What you should know about handling big data
Written by Teng-Leong Chew and Eric Wait
The era of “big data” in imaging
With the recent advent of several microscopy technologies, especially light sheet microscopy, with which millions of voxels can be acquired in a matter of seconds, the era of “big data” of imaging has arrived. It is routine, for example, for the AIC visitors to acquire 30-40 TB of data in a typical 2-week visit. The SiMView light sheet microscope can generate data at a rate of terabytes by the hour. Since it is designed for long-term imaging with relatively high volumetric speed, it is not uncommon for SiMView to generate 20 TB of data per experiment. Likewise, focused ion beam-scanning electron microscope (FIB-SEM), which is capable of tiling large volume of tissue at resolution as high as 2nm x 2nm x 2nm, can acquire data just as big and will pose challenges in 3D object segmentation. The same is applicable to lattice light sheet microscope with adaptive optics (LLSM-AO) which the AIC will offer in 2019.
In general, the AIC will provide visitors with data that have already been preprocessed, including deskewing and deconvolving. Currently, we routinely compress the data using the lossless KLB format developed by Philipp Keller’s group (Amat et al.). Despite these steps, the amount of data that need to be transferred back to the visitor’s home institution remain considerable. AIC visitors should therefore be advised to consider the following issues. The challenges in “handling” the AIC data for our visitors can be categorized into three sections: (i) data transfer, (ii) data storage, and (iii) data computation for image analysis.
Due to the lagging global infrastructure that can support high-speed data transfer, there is currently no reasonably efficient methods for transferring data larger than 4-5 TB from one institution to another in a timely manner.

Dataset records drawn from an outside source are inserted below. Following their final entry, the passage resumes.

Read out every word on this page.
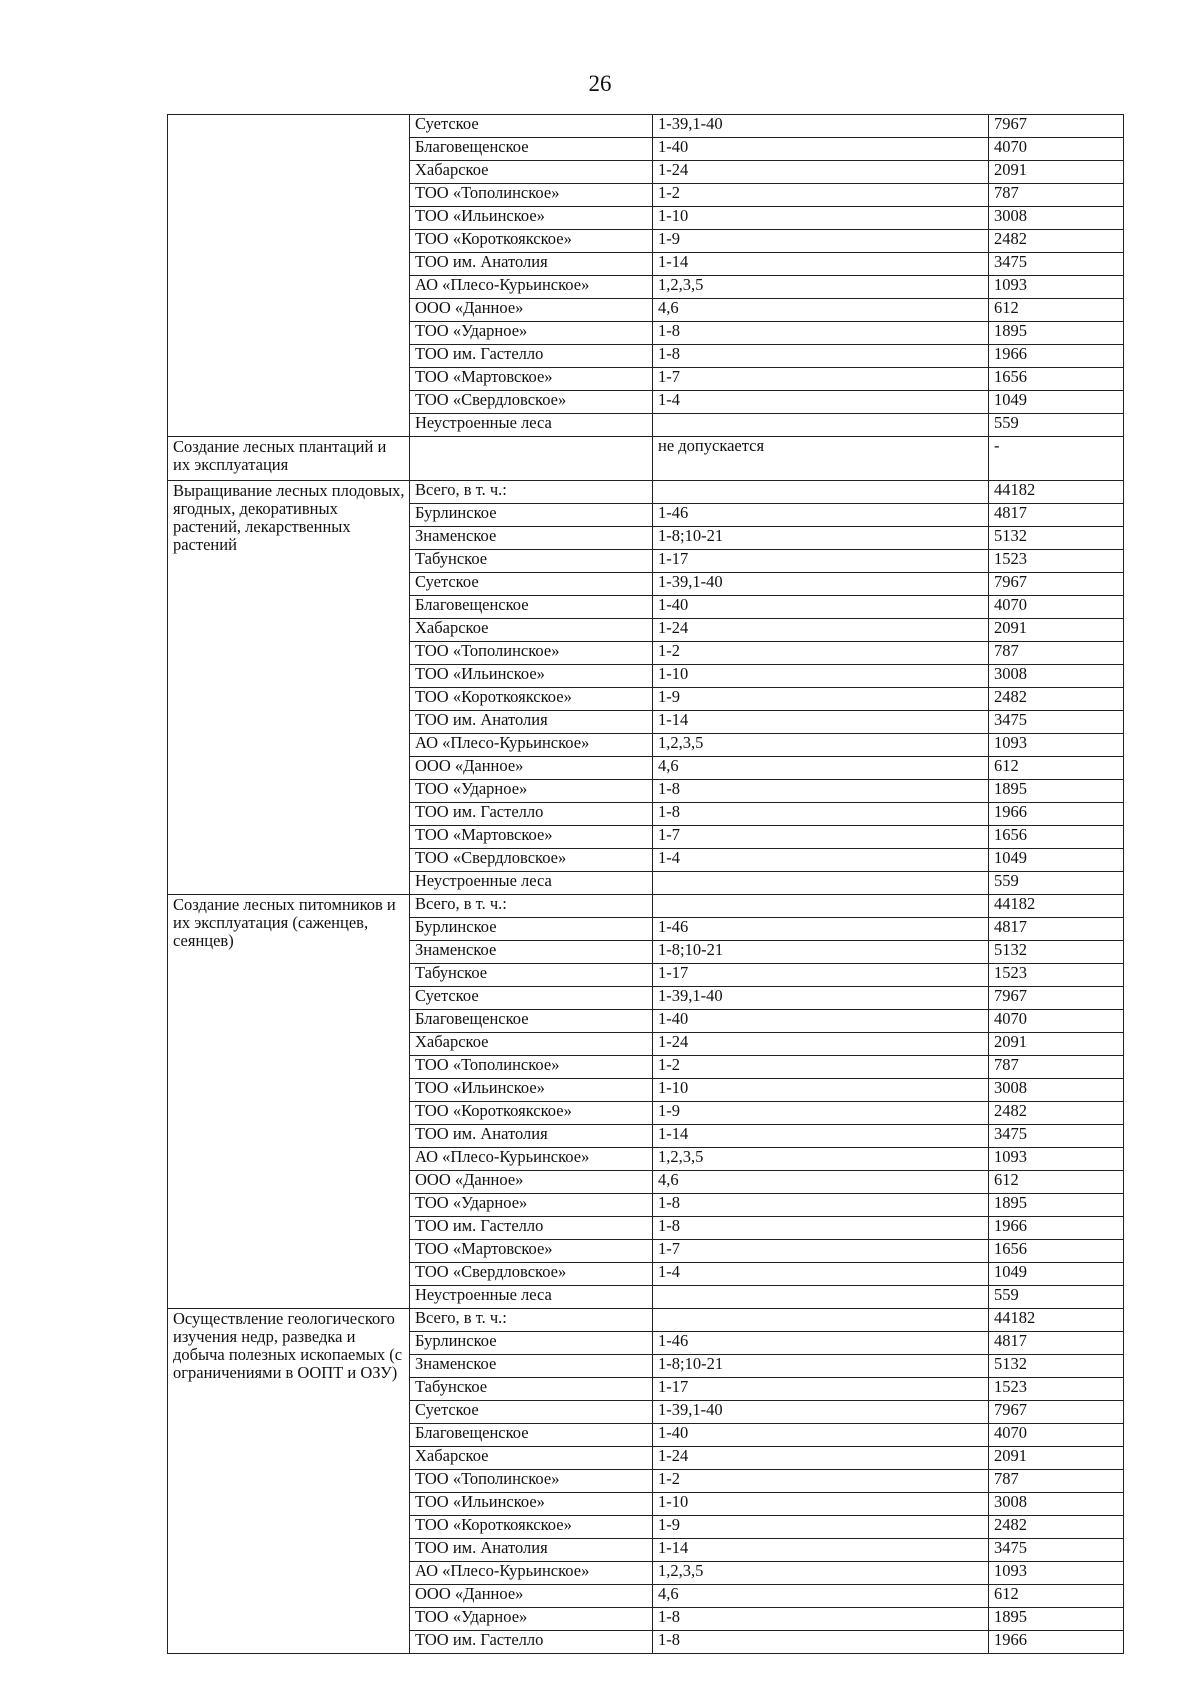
26
	Суетское	1-39,1-40	7967
	Благовещенское	1-40	4070
	Хабарское	1-24	2091
	ТОО «Тополинское»	1-2	787
	ТОО «Ильинское»	1-10	3008
	ТОО «Короткоякское»	1-9	2482
	ТОО им. Анатолия	1-14	3475
	АО «Плесо-Курьинское»	1,2,3,5	1093
	ООО «Данное»	4,6	612
	ТОО «Ударное»	1-8	1895
	ТОО им. Гастелло	1-8	1966
	ТОО «Мартовское»	1-7	1656
	ТОО «Свердловское»	1-4	1049
	Неустроенные леса		559
Создание лесных плантаций и их эксплуатация		не допускается	-
Выращивание лесных плодовых, ягодных, декоративных растений, лекарственных растений	Всего, в т. ч.:		44182
	Бурлинское	1-46	4817
	Знаменское	1-8;10-21	5132
	Табунское	1-17	1523
	Суетское	1-39,1-40	7967
	Благовещенское	1-40	4070
	Хабарское	1-24	2091
	ТОО «Тополинское»	1-2	787
	ТОО «Ильинское»	1-10	3008
	ТОО «Короткоякское»	1-9	2482
	ТОО им. Анатолия	1-14	3475
	АО «Плесо-Курьинское»	1,2,3,5	1093
	ООО «Данное»	4,6	612
	ТОО «Ударное»	1-8	1895
	ТОО им. Гастелло	1-8	1966
	ТОО «Мартовское»	1-7	1656
	ТОО «Свердловское»	1-4	1049
	Неустроенные леса		559
Создание лесных питомников и их эксплуатация (саженцев, сеянцев)	Всего, в т. ч.:		44182
	Бурлинское	1-46	4817
	Знаменское	1-8;10-21	5132
	Табунское	1-17	1523
	Суетское	1-39,1-40	7967
	Благовещенское	1-40	4070
	Хабарское	1-24	2091
	ТОО «Тополинское»	1-2	787
	ТОО «Ильинское»	1-10	3008
	ТОО «Короткоякское»	1-9	2482
	ТОО им. Анатолия	1-14	3475
	АО «Плесо-Курьинское»	1,2,3,5	1093
	ООО «Данное»	4,6	612
	ТОО «Ударное»	1-8	1895
	ТОО им. Гастелло	1-8	1966
	ТОО «Мартовское»	1-7	1656
	ТОО «Свердловское»	1-4	1049
	Неустроенные леса		559
Осуществление геологического изучения недр, разведка и добыча полезных ископаемых (с ограничениями в ООПТ и ОЗУ)	Всего, в т. ч.:		44182
	Бурлинское	1-46	4817
	Знаменское	1-8;10-21	5132
	Табунское	1-17	1523
	Суетское	1-39,1-40	7967
	Благовещенское	1-40	4070
	Хабарское	1-24	2091
	ТОО «Тополинское»	1-2	787
	ТОО «Ильинское»	1-10	3008
	ТОО «Короткоякское»	1-9	2482
	ТОО им. Анатолия	1-14	3475
	АО «Плесо-Курьинское»	1,2,3,5	1093
	ООО «Данное»	4,6	612
	ТОО «Ударное»	1-8	1895
	ТОО им. Гастелло	1-8	1966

The fastest method remains the archaic approach of shipping external hard drives via courier service. The cost of 8TB external drives is ~US$150. AIC visitors who use the above-mentioned instruments (SiMVIew, LLSM-AO and FIB-SEM) should budget at least $1,200 for the purchase of external drives. One way to overcome this problem is to set up a physical connection between Janelia and a local cloud server, for example Amazon. Data can be transferred straight to cloud storage quickly. An additional advantage of cloud storage is that it will also facilitate cloud computing. Algorithms developed by the AIC can be easily developed and deployed to our visitors. However, the cost of keeping the data on the cloud storage will quickly add up for the visitors. See below.
A majority of the AIC visitors decide to transfer data home in multiple external drives. The immediate challenge facing them when arriving back at their home institution is uploading and storing the data. Not every institution offers (i) high speed connection for uploading, (ii) backed-up system for storage, and (iii) cluster-accessible storage for downstream computing. It is not uncommon to see AIC visitors leaving the collected data on the external drives as the only copy. The AIC however, will only stores the data for our visitors for up to two months. It is therefore the visitor’s responsibility to store and back up the data within this period of time. It is not advisable to store data on external drives for extended period of time. While cloud storage is readily available, it can get cost prohibitive quickly. It is important to note that there is no cost for uploading data to commercial cloud storage services such as that offered by Amazon. However, storing and downloading such large amount of data would incur significant cost (~US$1,700 each month for 50TB storage, bandwidth larger than 50TB/mo is an additional charge).
The AIC offers assistance with image analysis, quite often involving extensive scripting to create new algorithms that our visitors can take home for further analysis. Yet, one problem faced by many investigators is that the data sets are so big that their local computers simply cannot handle the computation in a reasonable amount of time. This negates the benefits of having tailor-scripted algorithms for their experiments. The most effective way of overcoming this problem would be to perform cloud computing. And this returns the problem back to the issues in cloud storage.
How will data handling affect your AIC proposal?
In light of these problems, the ability of the applicants to handle big imaging data becomes a factor that the review panel will evaluate when the requested instrument involves SiMView light sheet microscope, lattice light sheet microscope with adaptive optics and focused ion beam scanning electron microscope. The applicants should describe their institutional information technology infrastructure to demonstrate that the data generated at the AIC will not go unutilized.
Amat, F., Hockendorf, B., Wan, Y., Lemon, W. C., McDole, K., & Keller, P. J. (2015). Efficient processing and analysis of large-scale light-sheet microscopy data. Nat. Protocols, 10(11), 1679–1696.